According to an order signed yesterday, John Mann, Oregon’s chief administrative law judge — charged with ten counts of encouraging child sexual abuse in the first degree — remains in the custody of the Washington County Sheriff, unable to find a free public defender.
The big question here is how someone who up until this month drew a nearly $144,000 annual salary at Oregon’s Employment Department could have qualified for legal services intended for people who legitimately cannot afford to hire a private attorney. Abuse of these public funds is apparently a pervasive problem.
A contractor with the understaffed Office of Public Defense Services (OPDS) has confirmed that Mann’s name was included on the most recent “statewide conflict list” email sent out by the agency, “begging for people to take these very serious cases because of the lack of attorneys.”
The list reaches out to OPDS attorneys in nearby regions when the local ones have too many conflicts to accept a case. The contractor referred to the list as a way to “punt the football.”

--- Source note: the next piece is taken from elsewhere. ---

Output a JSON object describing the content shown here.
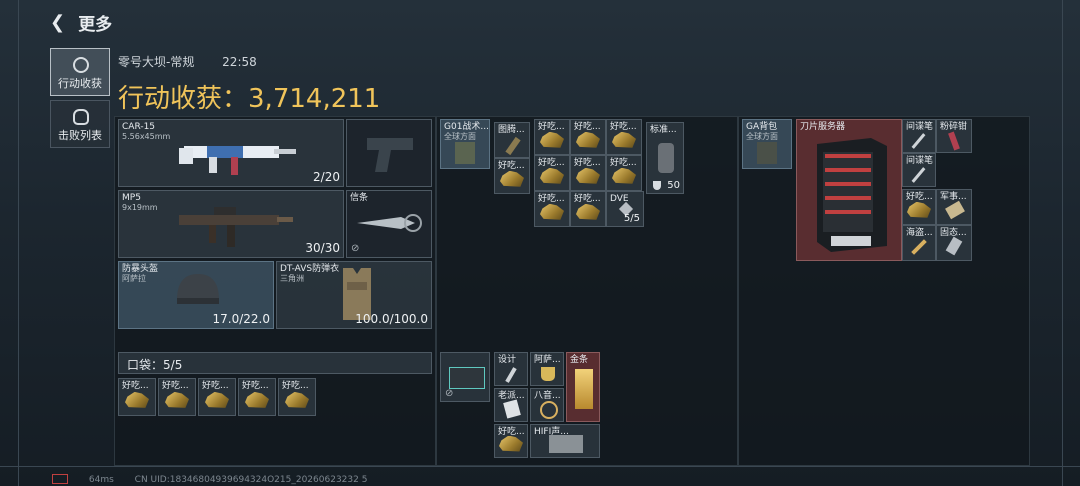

Mann is an attorney, and he still has his bar license, presumably at least until the resolution of his criminal case. Not that he should be forced to represent himself, but he is well-situated to do so if needed. A pre-trial release hearing scheduled for tomorrow has been moved to next Friday, May 6. At that time, Mann will have been in jail for three weeks. The Washington County District Attorney’s Office did not respond to a request for comments.
This case is an indicator of exactly how broken Oregon’s public defense system is: a highly-salaried state-employed judge, waiting in jail for three weeks for a free public defender to get him out on bail. So many things wrong with that sentence.
Meanwhile, actual indigent defendants continue to suffer through the shortage, and the scarcity of due process the staffing shortage causes.